Posted in Barack Obama, International relations, Politics, Sarah Palin, Uncategorized.

2 Comments

  1. Honestly, warnings like this would hold a lot more weight for me if we were currently responding to threats in a sustainable, reasonable way, or if McCain offered anything that would improve on the foreign-policy disaster of the last 8 years. The problem is that McCain is more of the same on most fronts, and that is a *guaranteed* failure in every way I measure failure in terms of foreign policy. Obama is certainly going to do things differently if he wins – and that at least holds out a micron of home that things will be both different and somehow better.

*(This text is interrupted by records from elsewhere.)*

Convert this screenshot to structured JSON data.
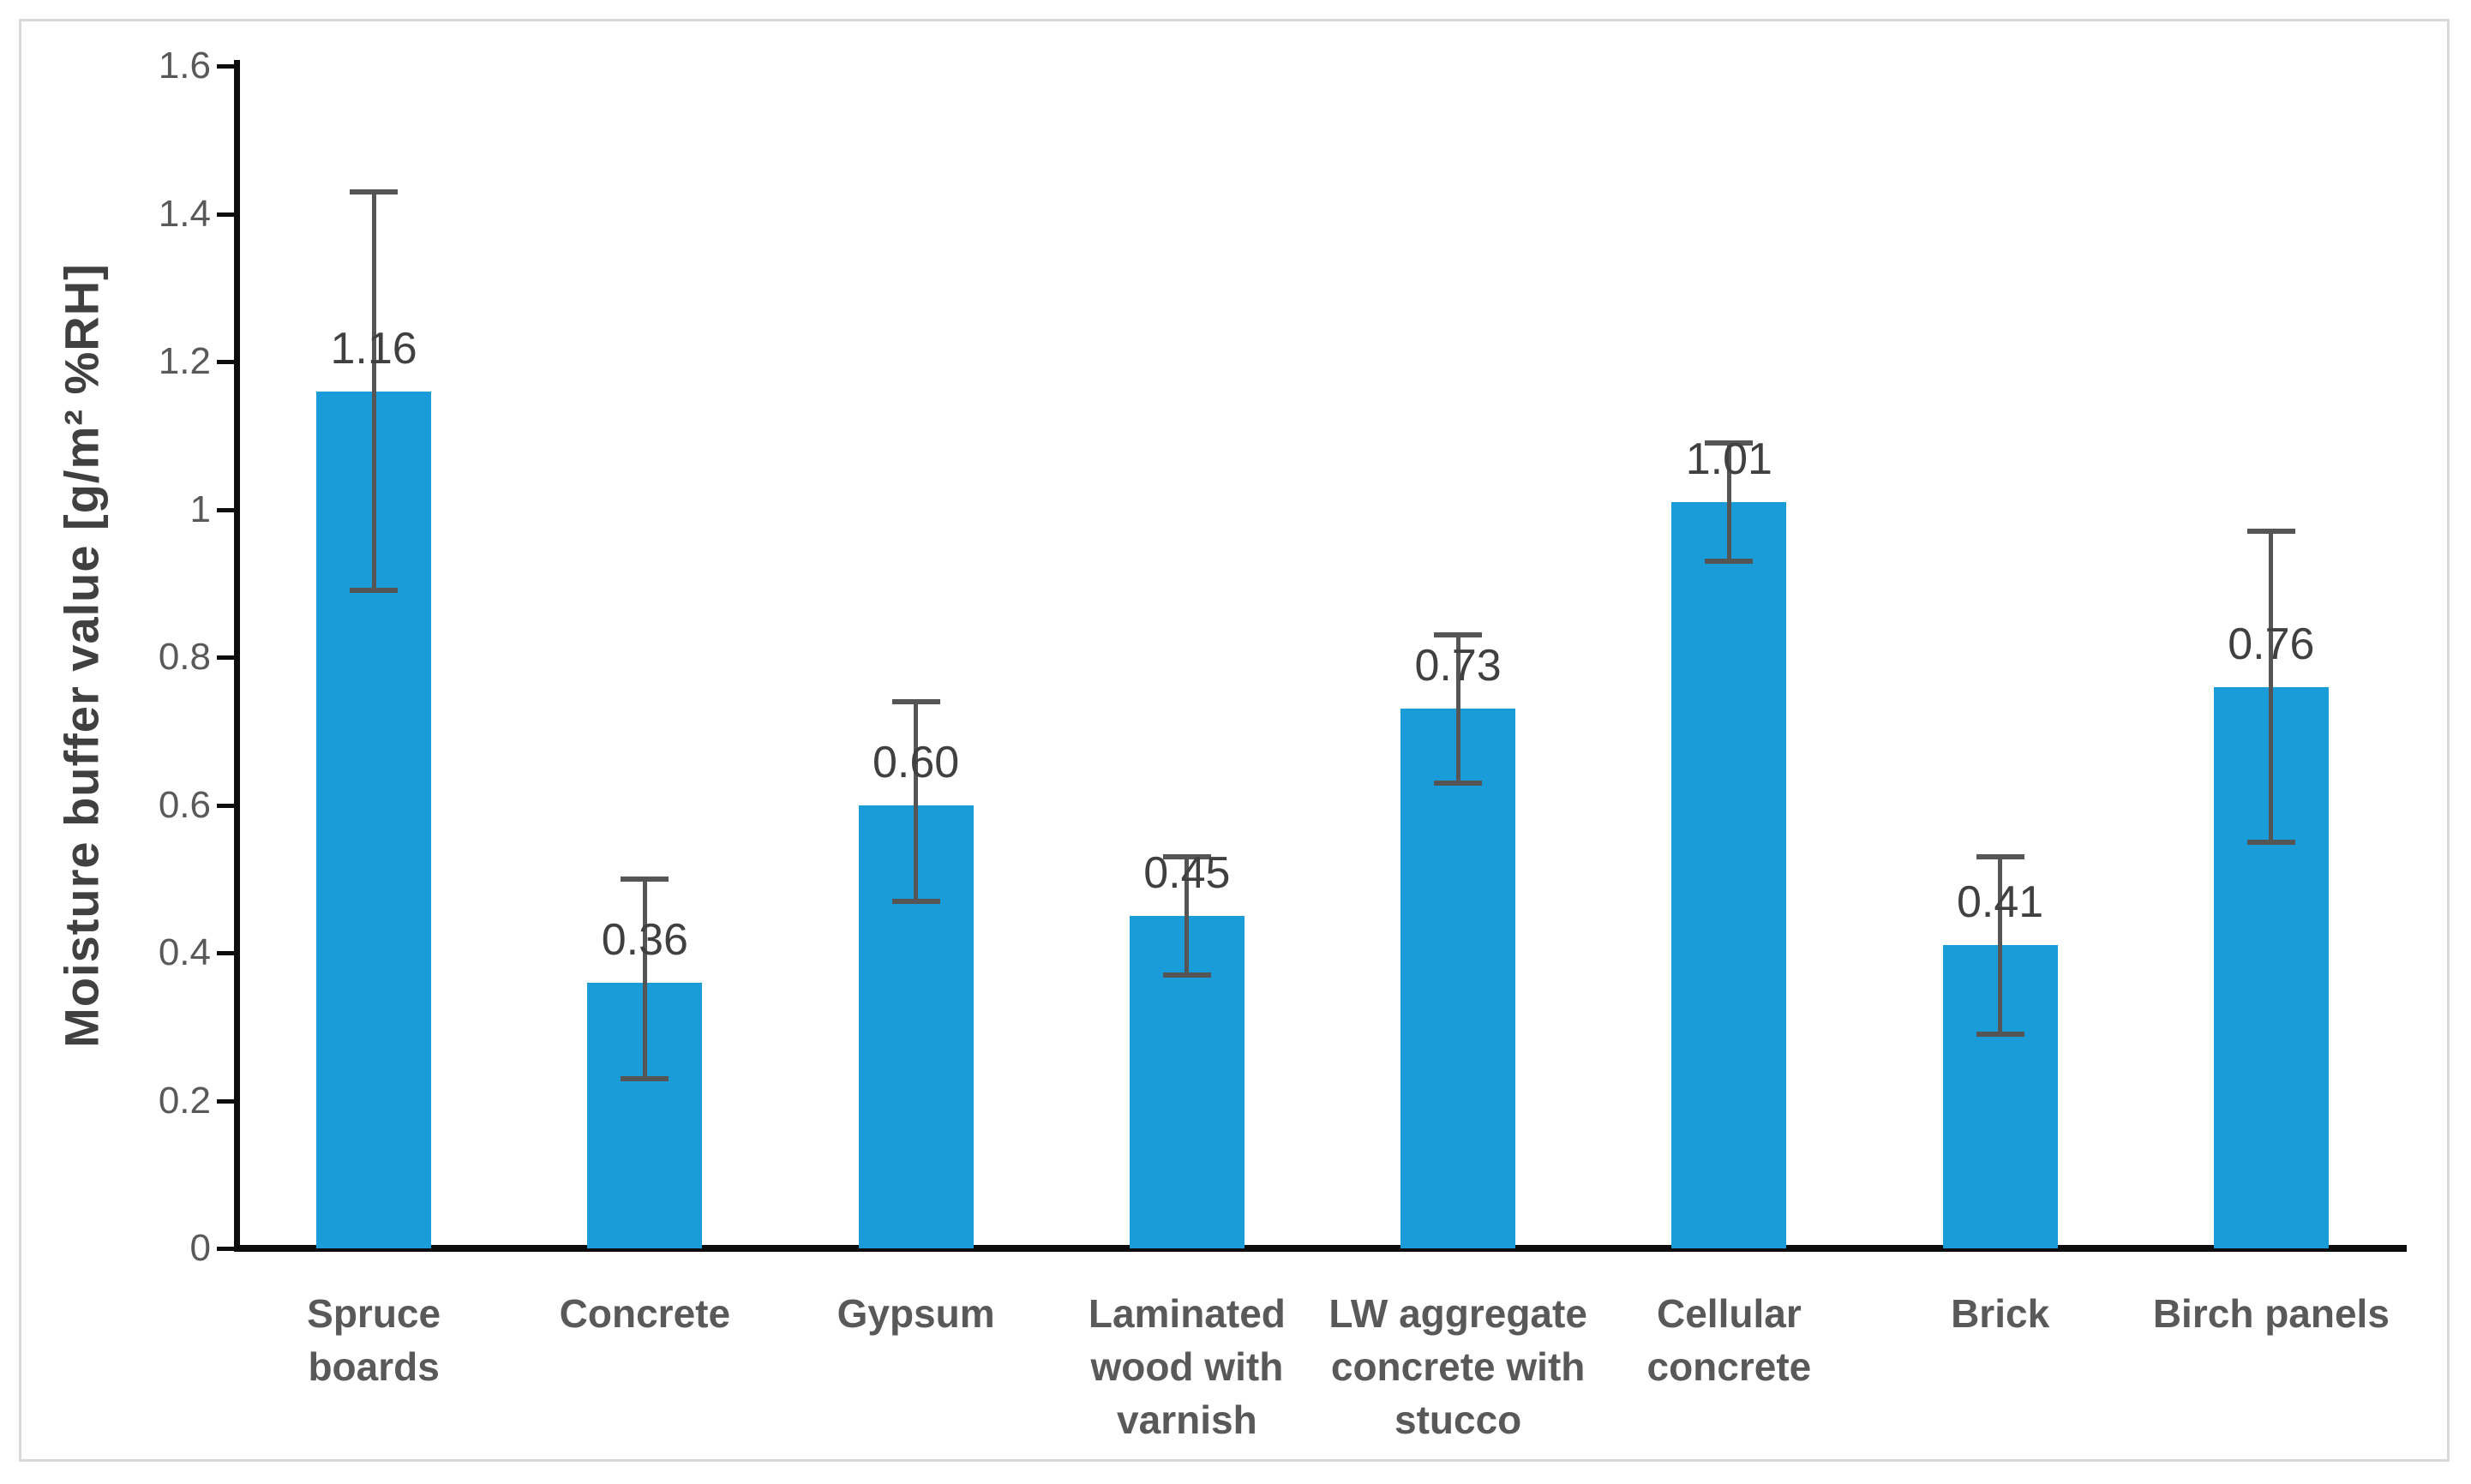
{
  "figure": {
    "background_color": "#ffffff",
    "border_color": "#d9d9d9",
    "axis_color": "#0d0d0d"
  },
  "chart_data": {
    "type": "bar",
    "title": "",
    "xlabel": "",
    "ylabel": "Moisture buffer value [g/m² %RH]",
    "ylim": [
      0,
      1.6
    ],
    "ytick_step": 0.2,
    "ytick_labels": [
      "0",
      "0.2",
      "0.4",
      "0.6",
      "0.8",
      "1",
      "1.2",
      "1.4",
      "1.6"
    ],
    "grid": false,
    "legend": false,
    "bar_color": "#1a9cd8",
    "error_bar_color": "#555555",
    "value_label_color": "#404040",
    "category_label_color": "#595959",
    "categories": [
      "Spruce boards",
      "Concrete",
      "Gypsum",
      "Laminated\nwood with\nvarnish",
      "LW aggregate\nconcrete with\nstucco",
      "Cellular\nconcrete",
      "Brick",
      "Birch panels"
    ],
    "values": [
      1.16,
      0.36,
      0.6,
      0.45,
      0.73,
      1.01,
      0.41,
      0.76
    ],
    "value_labels": [
      "1.16",
      "0.36",
      "0.60",
      "0.45",
      "0.73",
      "1.01",
      "0.41",
      "0.76"
    ],
    "error_low": [
      0.89,
      0.23,
      0.47,
      0.37,
      0.63,
      0.93,
      0.29,
      0.55
    ],
    "error_high": [
      1.43,
      0.5,
      0.74,
      0.53,
      0.83,
      1.09,
      0.53,
      0.97
    ]
  }
}
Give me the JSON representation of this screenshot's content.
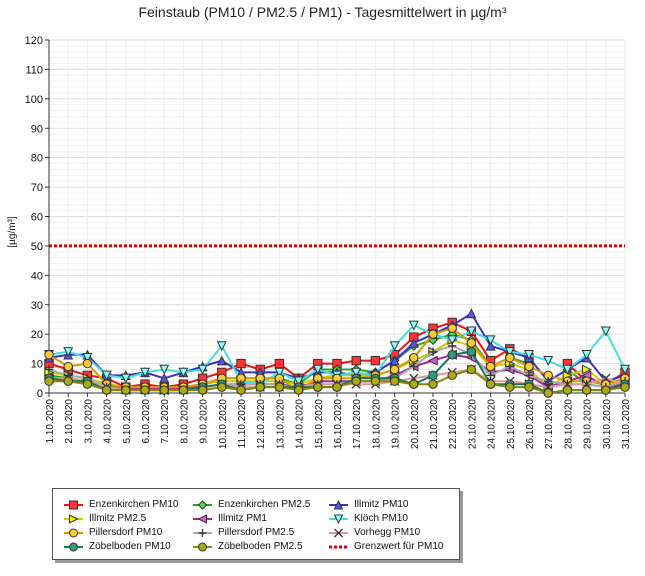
{
  "chart_data": {
    "type": "line",
    "title": "Feinstaub (PM10 / PM2.5 / PM1) -  Tagesmittelwert in µg/m³",
    "ylabel": "[µg/m³]",
    "xlabel": "",
    "ylim": [
      0,
      120
    ],
    "yticks": [
      0,
      10,
      20,
      30,
      40,
      50,
      60,
      70,
      80,
      90,
      100,
      110,
      120
    ],
    "grid": true,
    "legend_position": "bottom-left",
    "categories": [
      "1.10.2020",
      "2.10.2020",
      "3.10.2020",
      "4.10.2020",
      "5.10.2020",
      "6.10.2020",
      "7.10.2020",
      "8.10.2020",
      "9.10.2020",
      "10.10.2020",
      "11.10.2020",
      "12.10.2020",
      "13.10.2020",
      "14.10.2020",
      "15.10.2020",
      "16.10.2020",
      "17.10.2020",
      "18.10.2020",
      "19.10.2020",
      "20.10.2020",
      "21.10.2020",
      "22.10.2020",
      "23.10.2020",
      "24.10.2020",
      "25.10.2020",
      "26.10.2020",
      "27.10.2020",
      "28.10.2020",
      "29.10.2020",
      "30.10.2020",
      "31.10.2020"
    ],
    "limit_line": {
      "name": "Grenzwert für PM10",
      "value": 50,
      "color": "#dd0000"
    },
    "series": [
      {
        "name": "Enzenkirchen PM10",
        "color": "#ee1111",
        "fill": "#ff3333",
        "marker": "square",
        "values": [
          10,
          8,
          6,
          5,
          2,
          3,
          2,
          3,
          5,
          7,
          10,
          8,
          10,
          5,
          10,
          10,
          11,
          11,
          13,
          19,
          22,
          24,
          21,
          11,
          15,
          12,
          null,
          10,
          4,
          3,
          7
        ]
      },
      {
        "name": "Enzenkirchen PM2.5",
        "color": "#22aa22",
        "fill": "#44dd44",
        "marker": "diamond",
        "values": [
          6,
          5,
          4,
          3,
          1,
          2,
          1,
          2,
          3,
          5,
          5,
          5,
          5,
          3,
          8,
          8,
          8,
          7,
          11,
          16,
          18,
          20,
          18,
          9,
          12,
          10,
          null,
          8,
          3,
          2,
          5
        ]
      },
      {
        "name": "Illmitz PM10",
        "color": "#3333cc",
        "fill": "#5555ee",
        "marker": "triangle-up",
        "values": [
          12,
          13,
          13,
          6,
          6,
          7,
          5,
          7,
          9,
          11,
          7,
          7,
          7,
          5,
          7,
          7,
          6,
          7,
          11,
          17,
          20,
          23,
          27,
          16,
          14,
          12,
          4,
          8,
          12,
          4,
          6
        ]
      },
      {
        "name": "Illmitz PM2.5",
        "color": "#cccc00",
        "fill": "#f0f000",
        "marker": "triangle-right",
        "values": [
          7,
          6,
          5,
          3,
          2,
          2,
          1,
          2,
          3,
          4,
          4,
          4,
          4,
          3,
          5,
          6,
          6,
          6,
          8,
          11,
          14,
          18,
          16,
          9,
          10,
          8,
          2,
          6,
          8,
          3,
          4
        ]
      },
      {
        "name": "Illmitz PM1",
        "color": "#aa22aa",
        "fill": "#dd55dd",
        "marker": "triangle-left",
        "values": [
          5,
          5,
          4,
          2,
          1,
          2,
          1,
          2,
          2,
          3,
          3,
          3,
          3,
          2,
          4,
          4,
          4,
          4,
          6,
          9,
          11,
          13,
          12,
          7,
          8,
          6,
          2,
          4,
          6,
          2,
          3
        ]
      },
      {
        "name": "Klöch PM10",
        "color": "#44dddd",
        "fill": "#88ffff",
        "marker": "triangle-down",
        "values": [
          13,
          14,
          12,
          6,
          5,
          7,
          8,
          7,
          8,
          16,
          4,
          3,
          7,
          4,
          8,
          6,
          7,
          6,
          16,
          23,
          20,
          18,
          21,
          18,
          14,
          13,
          11,
          8,
          13,
          21,
          8
        ]
      },
      {
        "name": "Pillersdorf PM10",
        "color": "#dd9900",
        "fill": "#ffcc33",
        "marker": "circle",
        "values": [
          13,
          9,
          10,
          3,
          2,
          2,
          2,
          2,
          3,
          5,
          5,
          5,
          5,
          1,
          5,
          5,
          5,
          6,
          8,
          12,
          20,
          22,
          17,
          9,
          12,
          9,
          6,
          4,
          4,
          3,
          5
        ]
      },
      {
        "name": "Pillersdorf PM2.5",
        "color": "#aaaaaa",
        "fill": "#bbbbbb",
        "marker": "plus",
        "values": [
          8,
          6,
          5,
          2,
          1,
          1,
          1,
          1,
          2,
          3,
          3,
          3,
          3,
          1,
          3,
          3,
          4,
          4,
          5,
          9,
          14,
          16,
          13,
          6,
          9,
          6,
          4,
          3,
          3,
          2,
          4
        ]
      },
      {
        "name": "Vorhegg PM10",
        "color": "#dd9999",
        "fill": "#eebbbb",
        "marker": "cross",
        "values": [
          5,
          5,
          4,
          2,
          1,
          1,
          1,
          1,
          2,
          3,
          2,
          2,
          2,
          2,
          3,
          3,
          3,
          3,
          4,
          5,
          6,
          7,
          8,
          4,
          4,
          3,
          2,
          3,
          3,
          5,
          3
        ]
      },
      {
        "name": "Zöbelboden PM10",
        "color": "#117755",
        "fill": "#339977",
        "marker": "circle",
        "values": [
          5,
          4,
          4,
          1,
          1,
          1,
          1,
          1,
          2,
          3,
          1,
          2,
          2,
          2,
          2,
          2,
          5,
          5,
          5,
          3,
          6,
          13,
          14,
          3,
          3,
          3,
          0,
          1,
          1,
          1,
          3
        ]
      },
      {
        "name": "Zöbelboden PM2.5",
        "color": "#888800",
        "fill": "#aaaa11",
        "marker": "circle",
        "values": [
          4,
          4,
          3,
          1,
          1,
          1,
          1,
          1,
          1,
          2,
          1,
          2,
          2,
          1,
          2,
          2,
          4,
          4,
          4,
          3,
          3,
          6,
          8,
          3,
          2,
          2,
          0,
          1,
          1,
          1,
          2
        ]
      }
    ]
  }
}
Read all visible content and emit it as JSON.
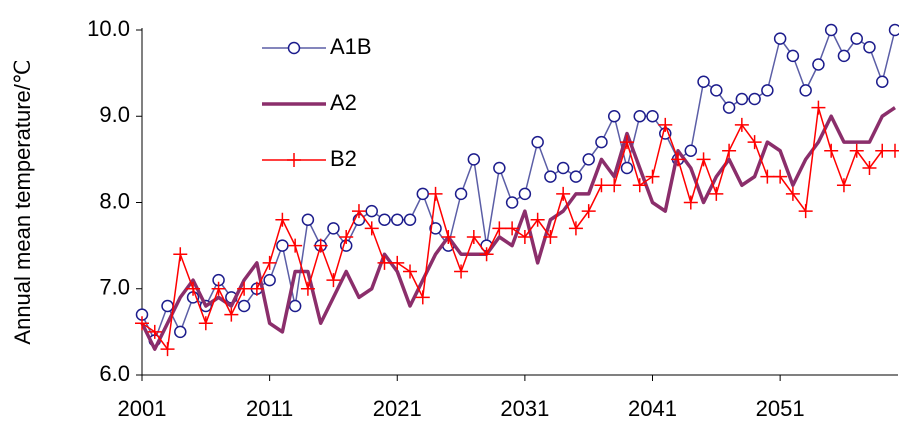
{
  "chart_data": {
    "type": "line",
    "y_label": "Annual mean temperature/℃",
    "x": [
      2001,
      2002,
      2003,
      2004,
      2005,
      2006,
      2007,
      2008,
      2009,
      2010,
      2011,
      2012,
      2013,
      2014,
      2015,
      2016,
      2017,
      2018,
      2019,
      2020,
      2021,
      2022,
      2023,
      2024,
      2025,
      2026,
      2027,
      2028,
      2029,
      2030,
      2031,
      2032,
      2033,
      2034,
      2035,
      2036,
      2037,
      2038,
      2039,
      2040,
      2041,
      2042,
      2043,
      2044,
      2045,
      2046,
      2047,
      2048,
      2049,
      2050,
      2051,
      2052,
      2053,
      2054,
      2055,
      2056,
      2057,
      2058,
      2059,
      2060
    ],
    "series": [
      {
        "name": "A1B",
        "color": "#5b5ea6",
        "marker": "circle",
        "marker_color": "#1c1c8c",
        "line_width": 1.5,
        "values": [
          6.7,
          6.4,
          6.8,
          6.5,
          6.9,
          6.8,
          7.1,
          6.9,
          6.8,
          7.0,
          7.1,
          7.5,
          6.8,
          7.8,
          7.5,
          7.7,
          7.5,
          7.8,
          7.9,
          7.8,
          7.8,
          7.8,
          8.1,
          7.7,
          7.5,
          8.1,
          8.5,
          7.5,
          8.4,
          8.0,
          8.1,
          8.7,
          8.3,
          8.4,
          8.3,
          8.5,
          8.7,
          9.0,
          8.4,
          9.0,
          9.0,
          8.8,
          8.5,
          8.6,
          9.4,
          9.3,
          9.1,
          9.2,
          9.2,
          9.3,
          9.9,
          9.7,
          9.3,
          9.6,
          10.0,
          9.7,
          9.9,
          9.8,
          9.4,
          10.0
        ]
      },
      {
        "name": "A2",
        "color": "#8b2e6b",
        "marker": "none",
        "line_width": 3.5,
        "values": [
          6.6,
          6.3,
          6.6,
          6.9,
          7.1,
          6.8,
          6.9,
          6.8,
          7.1,
          7.3,
          6.6,
          6.5,
          7.2,
          7.2,
          6.6,
          6.9,
          7.2,
          6.9,
          7.0,
          7.4,
          7.2,
          6.8,
          7.1,
          7.4,
          7.6,
          7.4,
          7.4,
          7.4,
          7.6,
          7.5,
          7.9,
          7.3,
          7.8,
          7.9,
          8.1,
          8.1,
          8.5,
          8.3,
          8.8,
          8.4,
          8.0,
          7.9,
          8.6,
          8.4,
          8.0,
          8.3,
          8.5,
          8.2,
          8.3,
          8.7,
          8.6,
          8.2,
          8.5,
          8.7,
          9.0,
          8.7,
          8.7,
          8.7,
          9.0,
          9.1
        ]
      },
      {
        "name": "B2",
        "color": "#ff0000",
        "marker": "plus",
        "marker_color": "#ff0000",
        "line_width": 1.5,
        "values": [
          6.6,
          6.5,
          6.3,
          7.4,
          7.0,
          6.6,
          7.0,
          6.7,
          7.0,
          7.0,
          7.3,
          7.8,
          7.5,
          7.0,
          7.5,
          7.1,
          7.6,
          7.9,
          7.7,
          7.3,
          7.3,
          7.2,
          6.9,
          8.1,
          7.6,
          7.2,
          7.6,
          7.4,
          7.7,
          7.7,
          7.6,
          7.8,
          7.6,
          8.1,
          7.7,
          7.9,
          8.2,
          8.2,
          8.7,
          8.2,
          8.3,
          8.9,
          8.5,
          8.0,
          8.5,
          8.1,
          8.6,
          8.9,
          8.7,
          8.3,
          8.3,
          8.1,
          7.9,
          9.1,
          8.6,
          8.2,
          8.6,
          8.4,
          8.6,
          8.6
        ]
      }
    ],
    "xlim": [
      2001,
      2060
    ],
    "xticks": [
      2001,
      2011,
      2021,
      2031,
      2041,
      2051
    ],
    "ylim": [
      6,
      10
    ],
    "yticks": [
      {
        "value": 6,
        "label": "6.0"
      },
      {
        "value": 7,
        "label": "7.0"
      },
      {
        "value": 8,
        "label": "8.0"
      },
      {
        "value": 9,
        "label": "9.0"
      },
      {
        "value": 10,
        "label": "10.0"
      }
    ],
    "grid": false,
    "legend": "upper left"
  }
}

    We cannot possibly continue down the path that Bush has put us on. That is a path that ends in our destruction on a multitude of levels. Obama isn’t the messiah, but he’s also not a guaranteed disaster. Not quite anyway.

  2. While I obviously don’t share your basic assumptions about foreign policy–and while I do think that McCain will be a positive surprise to you in this area if he wins, because he’s really not “more of the same”–I’m certainly not calling this a choice between good and bad; I believe McCain would do better in this area, but when you get down to it, that’s a pretty modest statement. It’s really just that while Sen. Obama would clearly offer a different approach, I don’t see any reason to believe it would be a better one, at least as implemented by him. I wish I did, honestly.